Ante sus ojos y los del mundo, Guillermo Rigondeaux había ganado su pelea por un título mundial contra el panameño Ricardo Córdoba. Ante los de la televisión y parte de la crítica especializada, quedó a deber. En su primera aparición en una cartelera de élite como la de Manny Pacquiao y Antonio Margarito en el Cowboy Stadium de Dallas el 13 de noviembre del 2010, el cubano aprendió una lección: la técnica vale mucho, la agresividad vale más.
Casi dos años después, no está dispuesto a cometer el mismo error. Rigondeaux regresa este sábado a un programa del legendario filipino, con el convencimiento de que su actuación debe ser fulminante, cautivadora, convincente. Su rival, Teon Kennedy, parece la víctima perfecta. Se trata de un hombre que ataca con cierta desorganización, vulnerable al contraataque, el arma favorita del santiaguero.
Desde el punto de vista puramente competitivo, Kennedy no luce alguien capaz de poner en peligro a Rigondeaux. Desde el punto de vista de la promoción, esta pelea pudiera decidir los próximos horizontes y bolsas del doble campeón olímpico. Tendría, incluso, mayor significado que el triunfo sobre Rico Ramos para asegurar la faja de las 122 libras de la Asociación Mundial del Boxeo. Así de importante es.
Rigondeaux y su campamento han hecho esfuerzos grandes, me consta, por atraer a un ring a los otros campeones de la división. Ya se trate del también filipino Nonito Donaire, el japonés Toshiaki Nishioka, el sudafricano Jeffrey Mathebula e incluso el mexicano Abner Mares. Hasta ahora nada de nada.

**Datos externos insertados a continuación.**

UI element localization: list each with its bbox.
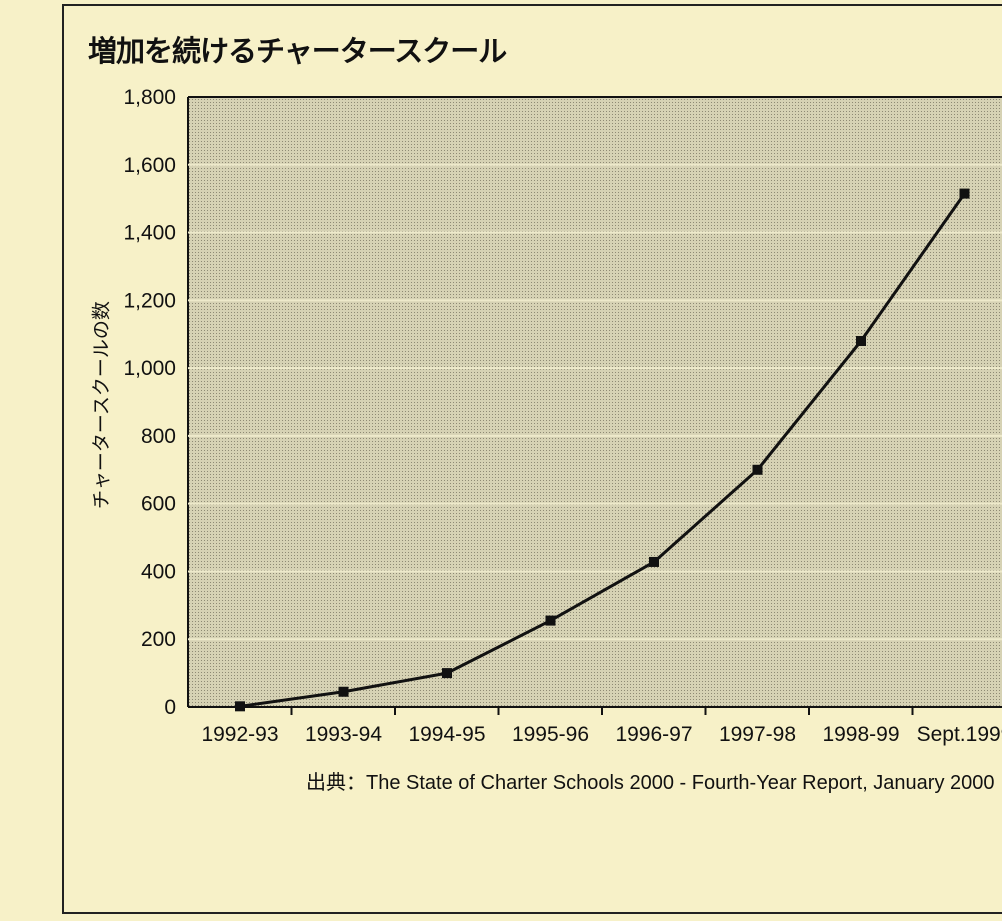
data-point xyxy=(649,556,659,567)
source-note: 出典：The State of Charter Schools 2000 - F… xyxy=(306,772,995,794)
data-point xyxy=(856,336,866,346)
x-tick-label: 1997-98 xyxy=(719,723,796,746)
y-tick-label: 600 xyxy=(141,493,176,516)
x-tick-label: 1998-99 xyxy=(822,723,899,746)
x-tick-label: 1992-93 xyxy=(201,723,278,746)
data-point xyxy=(235,701,245,712)
data-point xyxy=(752,464,763,475)
x-tick-label: 1993-94 xyxy=(305,723,382,746)
y-tick-label: 1,400 xyxy=(123,222,176,245)
plot-background xyxy=(188,97,1002,707)
series-path xyxy=(239,192,966,708)
x-axis-ticks: 1992-93 1993-94 1994-95 1995-96 1996-97 1997-… xyxy=(201,707,1002,746)
y-tick-label: 400 xyxy=(141,560,176,583)
y-tick-label: 1,800 xyxy=(123,86,176,109)
gridlines xyxy=(188,163,1002,641)
y-axis-ticks: 0 200 400 600 800 1,000 1,200 1,400 1,600 1,800 xyxy=(123,86,176,719)
series-line xyxy=(235,188,970,712)
y-tick-label: 1,600 xyxy=(123,154,176,177)
data-point xyxy=(545,615,556,626)
figure-frame xyxy=(62,4,1002,914)
y-tick-label: 0 xyxy=(164,696,176,719)
x-tick-label: 1995-96 xyxy=(512,723,589,746)
y-tick-label: 800 xyxy=(141,425,176,448)
plot-area xyxy=(187,96,1002,708)
chart-title: 増加を続けるチャータースクール xyxy=(88,34,507,68)
y-tick-label: 1,200 xyxy=(123,289,176,312)
x-tick-label: 1994-95 xyxy=(408,723,485,746)
data-point xyxy=(959,188,970,199)
x-tick-label: Sept.1999 xyxy=(917,723,1002,746)
y-tick-label: 1,000 xyxy=(123,357,176,380)
data-point xyxy=(338,686,349,697)
y-tick-label: 200 xyxy=(141,628,176,651)
data-point xyxy=(442,668,452,679)
x-tick-label: 1996-97 xyxy=(615,723,692,746)
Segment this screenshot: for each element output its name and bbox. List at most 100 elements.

Es una mezcla de cierto temor con realidades financieras y logísticas que todavía no cuadran. Muchos del peso súper gallo no consideran al cubano como el candidato ideal para aumentar una carrera. Al contrario, tendrían mucho que perder. Por eso lo circundan como tiburones pero sin atreverse a atacar. Aún no les llama el olor de la sangre.
Cobardes fue la palabra exacta de Rigondeaux. Calculadores, diría yo.
Kennedy no pertenece a esta camada. Viene de perder dos peleas y posee el descaro suficiente para aceptar el reto. Para él sí vale la pena. Televisión nacional, publicidad, una bolsa decente y el sueño lejano de que algún golpe suyo impacte al cubano de mala manera. No creo que suceda, pero sorpresas mayores se han visto en este deporte como para descartarlas.
A Rigondeaux no le queda otro camino que terminar su combate rápido y potente, con una ferocidad que levante de sus asientos a los aficionados en el MGM Resort and Casino de Las Vegas. No se trata de que abandone su técnica exquisita, su defensa casi infranqueable, sino que salga con mentalidad agresiva a lo LeBron James, para usar un símil humano de otro deporte- y saque de paso a este muchacho de Filadelfia que sí parece captar el sentido de la oportunidad.
Ya se le escapó una vez, porque aquella decisión dividida a su favor contra Córdoba, al parecer no fue de todo el agrado de los jerarcas de HBO. No por casualidad la primera defensa de su título interino la tuvo que hacer en Irlanda contra un don nadie como Willie Casey. Pero en Dublin Rigondeaux fue otro con un nocaut en el mismo primer asalto. Como debe ser. Como quiere la TV, ama y señora del Boxeo.
Su éxito, también por la vía rápida ante Ramos, le abrió las puertas de una pelea en el mismo cuadrilátero del Pacman quien se mide a Timothy Bradley- y delante de una audiencia millonaria. Una derrota, algo que, repito, no espero, o una actuación letárgica y poco efectiva le enviaría a la Siberia para su próximo duelo. Ganar está bien, convencer sería mejor. La oportunidad se pinta sola.